Retirou-se do ensino e da vida académica ainda novo, aos 50 anos, em 1987. Porquê?
Comecei a leccionar bastante novo, nessa altura já estava a dar aulas há 27 anos. E a ficar farto da natureza repetitiva do ensino. Como escritor, fazia cada vez mais dinheiro, comecei a considerar a hipótese de escrever argumentos para televisão e cinema, o que paga bastante bem. Nessa altura já estava a trabalhar a meio tempo, num semestre dava aulas, no semestre seguinte escrevia, trabalhava como freelancer. E estava a gostar bastante mais de trabalhar como freelancer do que da carreira académica. O sistema estava a mudar, as universidades começaram a parecer-se com fábricas, cada vez mais alunos, cada vez menos corpo docente. Pensei que era a altura certa para me retirar. E pude reformar-me antecipadamente com uma pequena pensão que me deu a confiança necessária para dar esse passo.

Tem saudades da vida académica? Alguma vez lamentou essa decisão?
Nunca. Às vezes lamento não o ter feito antes. Mas a verdade é que não era a altura certa. A carreira académica deu-me muita experiência, e muitas experiências.

A ansiedade e a depressão são temas que surgem ao longo dos seus livros. Afectam-no?
Sim. Penso que nunca me livrarei delas.

Lendo os seus livros parece ser uma pessoa leve, divertida, feliz.
Eu sei. É um erro enorme. Nem desfruto do meu sucesso, é uma questão temperamental. Preocupo-me, fico ansioso. Sou perfeccionista. E ser perfeccionista é muito bom para um escritor mas é muito mau para um ser humano. As pequenas coisas afectam-nos muito facilmente.

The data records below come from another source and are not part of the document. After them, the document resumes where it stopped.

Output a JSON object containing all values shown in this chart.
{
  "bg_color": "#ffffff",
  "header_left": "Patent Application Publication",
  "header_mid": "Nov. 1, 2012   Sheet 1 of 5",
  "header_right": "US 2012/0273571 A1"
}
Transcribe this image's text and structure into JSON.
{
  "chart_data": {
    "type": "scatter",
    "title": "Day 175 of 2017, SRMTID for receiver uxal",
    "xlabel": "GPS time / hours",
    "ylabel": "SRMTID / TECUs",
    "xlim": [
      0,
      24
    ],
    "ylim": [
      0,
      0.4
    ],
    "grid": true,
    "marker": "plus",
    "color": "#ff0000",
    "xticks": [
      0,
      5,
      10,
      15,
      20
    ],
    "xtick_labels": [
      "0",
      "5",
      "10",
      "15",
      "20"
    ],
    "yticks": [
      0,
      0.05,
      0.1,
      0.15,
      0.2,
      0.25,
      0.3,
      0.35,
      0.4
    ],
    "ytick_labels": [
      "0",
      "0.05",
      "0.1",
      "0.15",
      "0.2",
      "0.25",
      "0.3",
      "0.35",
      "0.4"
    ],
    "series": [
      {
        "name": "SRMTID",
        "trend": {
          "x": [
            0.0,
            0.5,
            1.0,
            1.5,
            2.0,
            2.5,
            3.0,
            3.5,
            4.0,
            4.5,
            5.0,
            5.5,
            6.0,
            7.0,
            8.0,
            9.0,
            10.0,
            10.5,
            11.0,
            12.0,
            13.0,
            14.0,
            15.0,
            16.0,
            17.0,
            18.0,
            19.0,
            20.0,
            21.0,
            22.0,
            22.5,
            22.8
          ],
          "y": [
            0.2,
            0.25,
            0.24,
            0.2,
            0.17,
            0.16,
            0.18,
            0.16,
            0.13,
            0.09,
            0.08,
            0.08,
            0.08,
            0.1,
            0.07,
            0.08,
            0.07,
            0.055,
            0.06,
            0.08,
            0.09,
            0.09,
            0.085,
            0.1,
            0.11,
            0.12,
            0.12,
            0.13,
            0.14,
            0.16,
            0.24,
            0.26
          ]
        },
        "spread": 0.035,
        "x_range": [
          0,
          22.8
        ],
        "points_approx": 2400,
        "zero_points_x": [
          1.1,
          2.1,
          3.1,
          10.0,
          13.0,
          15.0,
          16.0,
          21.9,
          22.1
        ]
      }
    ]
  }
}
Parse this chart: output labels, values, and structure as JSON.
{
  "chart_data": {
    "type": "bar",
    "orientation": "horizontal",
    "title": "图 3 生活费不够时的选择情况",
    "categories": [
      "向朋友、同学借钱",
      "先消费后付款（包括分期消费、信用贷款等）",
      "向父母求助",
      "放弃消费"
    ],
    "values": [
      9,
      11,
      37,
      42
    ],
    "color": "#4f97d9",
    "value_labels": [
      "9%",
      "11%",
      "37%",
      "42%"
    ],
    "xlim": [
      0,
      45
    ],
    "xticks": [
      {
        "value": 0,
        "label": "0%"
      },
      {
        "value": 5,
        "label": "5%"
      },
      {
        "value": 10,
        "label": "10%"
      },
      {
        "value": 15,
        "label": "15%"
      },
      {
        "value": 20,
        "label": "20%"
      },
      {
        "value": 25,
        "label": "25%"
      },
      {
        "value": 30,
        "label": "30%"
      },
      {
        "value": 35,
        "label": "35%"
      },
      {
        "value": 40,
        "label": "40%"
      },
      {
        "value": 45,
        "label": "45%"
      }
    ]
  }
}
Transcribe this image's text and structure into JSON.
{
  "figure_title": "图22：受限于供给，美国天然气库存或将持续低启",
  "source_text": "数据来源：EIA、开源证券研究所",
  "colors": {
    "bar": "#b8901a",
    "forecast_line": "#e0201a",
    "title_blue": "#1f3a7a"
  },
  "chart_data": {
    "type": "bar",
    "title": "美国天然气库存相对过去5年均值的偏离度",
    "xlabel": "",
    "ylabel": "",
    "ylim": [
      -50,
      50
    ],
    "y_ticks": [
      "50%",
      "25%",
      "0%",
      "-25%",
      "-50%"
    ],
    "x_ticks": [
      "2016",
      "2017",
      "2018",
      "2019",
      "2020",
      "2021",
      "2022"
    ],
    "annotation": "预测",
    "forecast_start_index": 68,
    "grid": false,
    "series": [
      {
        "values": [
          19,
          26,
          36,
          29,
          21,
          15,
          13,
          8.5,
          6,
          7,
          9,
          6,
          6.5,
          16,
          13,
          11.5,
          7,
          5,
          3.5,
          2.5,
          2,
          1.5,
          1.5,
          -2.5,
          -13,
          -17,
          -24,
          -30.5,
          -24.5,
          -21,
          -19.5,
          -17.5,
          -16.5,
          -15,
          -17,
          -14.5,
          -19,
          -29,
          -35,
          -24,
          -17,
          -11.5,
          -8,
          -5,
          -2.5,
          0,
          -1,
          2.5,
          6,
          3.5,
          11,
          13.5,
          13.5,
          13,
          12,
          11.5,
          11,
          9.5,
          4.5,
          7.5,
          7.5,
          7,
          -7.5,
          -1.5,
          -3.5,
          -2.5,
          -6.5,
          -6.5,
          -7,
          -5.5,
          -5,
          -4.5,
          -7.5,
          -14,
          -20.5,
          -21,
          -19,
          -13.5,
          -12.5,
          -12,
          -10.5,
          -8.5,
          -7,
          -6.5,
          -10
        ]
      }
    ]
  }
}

Consegue ver-se como um homem bem sucedido?
Não. Estou satisfeito com a segurança financeira que tenho mas penso que não aproveitei a vida como deveria ter feito. Não a gozei como poderia. Mas, já que não o fiz, fico feliz por outras pessoas puderem retirar prazer daquilo que produzi.

Já tem algum novo romance a caminho?
A caminho não. Estou a trabalhar no segundo volume da minha autobiografia. E estou a tirar notas e tenho uma vaga ideia para um próximo romance, talvez um último romance. Não há muitas pessoas a escrever bons romances aos 80 anos.